Germany still in dark over mystery killer bacteria
The number of people sickened by a mysterious killer bacteria grew on Wednesday, two weeks after the outbreak in Germany, while fears over tainted vegetables hit European farmers hard.
Madrid threatened to sue German officials who initially warned that the virulent bacteria, which has already killed 15 in Germany and one in Sweden, was borne by cucumbers imported from Spain before correcting their findings.
Fears meanwhile have shaken the agricultural sector, and not only in Spain.

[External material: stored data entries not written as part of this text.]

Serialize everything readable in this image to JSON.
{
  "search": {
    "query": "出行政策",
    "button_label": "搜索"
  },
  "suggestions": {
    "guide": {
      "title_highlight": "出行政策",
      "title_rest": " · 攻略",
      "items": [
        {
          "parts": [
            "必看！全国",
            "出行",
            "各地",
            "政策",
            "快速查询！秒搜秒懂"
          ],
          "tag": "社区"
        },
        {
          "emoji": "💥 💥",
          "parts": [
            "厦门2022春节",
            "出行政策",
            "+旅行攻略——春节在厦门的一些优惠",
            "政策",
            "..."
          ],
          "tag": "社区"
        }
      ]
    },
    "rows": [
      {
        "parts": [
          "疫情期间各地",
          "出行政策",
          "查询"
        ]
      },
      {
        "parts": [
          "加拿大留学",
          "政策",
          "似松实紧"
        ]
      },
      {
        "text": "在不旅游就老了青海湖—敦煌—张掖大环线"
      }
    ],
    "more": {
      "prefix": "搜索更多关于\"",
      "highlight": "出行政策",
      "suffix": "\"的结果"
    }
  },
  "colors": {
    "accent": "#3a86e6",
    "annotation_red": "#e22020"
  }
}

Several countries have restricted vegetable imports, shops across Europe have withdrawn and dumped produce, while consumers have grown increasingly wary.
Scientists and health officials say they have identified the virulent E. coli bacteria responsible for the outbreak, which has mainly affected northern Germany, but are unable to say what caused it or who was responsible.
Confirmed cases of the full-blown disease -- known as haemolytic uraemic syndrome (HUS) -- a condition associated with bloody diarrhoea and kidney failure, rose to 470 from the 373 reported on Tuesday, said Germany's national disease institute, the Robert Koch Institute.
Regional officials say 15 people have died in Germany, while Sweden reported the death of one woman who had recently travelled to Germany.
The Spanish government meanwhile threatened to sue Hamburg for damages after the German city, one of the hardest hit, pointed to Spanish cucumbers as the source of a outbreak.
"We do not rule out taking action against the authorities who called into question the quality of our products," Deputy Prime Minister Alfredo Perez Rubalcaba told Spanish radio.
Hamburg said it had found some of the killer bacteria on cucumbers imported from Spain, but later acknowledged it was not the same strand of enterohamorrhagic E. coli that is responsible for the current outbreak.
"As before the source remains unidentified," Cornelia Pruefer-Storcks, the chief health official in Hamburg, said.
German officials however are maintaining their warning to consumers about eating raw cucumbers, tomatoes or lettuce, seen as the most likely source for the contamination, and consumer affairs' ministry spokesman Holger Eichele told a news conference the Hamburg warning had been "justified".
"Given the potential risks, quick warnings were needed independently of the strand of bacteria involved," he said.
A spokesman for the German Federation of Farmers (DBV) meanwhile spoke of a "catastrophic" mood among vegetable producers.
"They are losing at the very least two to three million euros ($3 to 4 million) per day," because "consumers everywhere are suspicious" of their produce, he said.
The Federation of Fruit and Vegetable Producers, for its part, estimated losses at between 4 and 5 million euros per day.
Spain's vegetable and fruit exporters estimate damages of more than 200 million euros a week as importers across Europe stop buying Spanish produce because of the scare.
Both Spain and The Netherlands are demanding compensation from the European Union because of the sudden slump in vegetable exports.
Around Europe, cases of the food poisoning -- confirmed or suspected -- have been reported in Denmark, Britain, The Netherlands, Austria, France, Spain, Switzerland, and the Czech Republic.
But all apparently stem from people who recently travelled to northern Germany where the outbreak started in mid-May.
European health and consumer policy commissioner John Dalli on Tuesday said determining the source of the outbreak was "an absolute priority" and that the European Commission was working with the German authorities.
The German Institute for Safety Assessment (BfR) said German and French doctors have developed a test which identifies the virulent strand of E. coli.
"We hope that this test will allow the source of the infection to be identified," the institute said in a statement.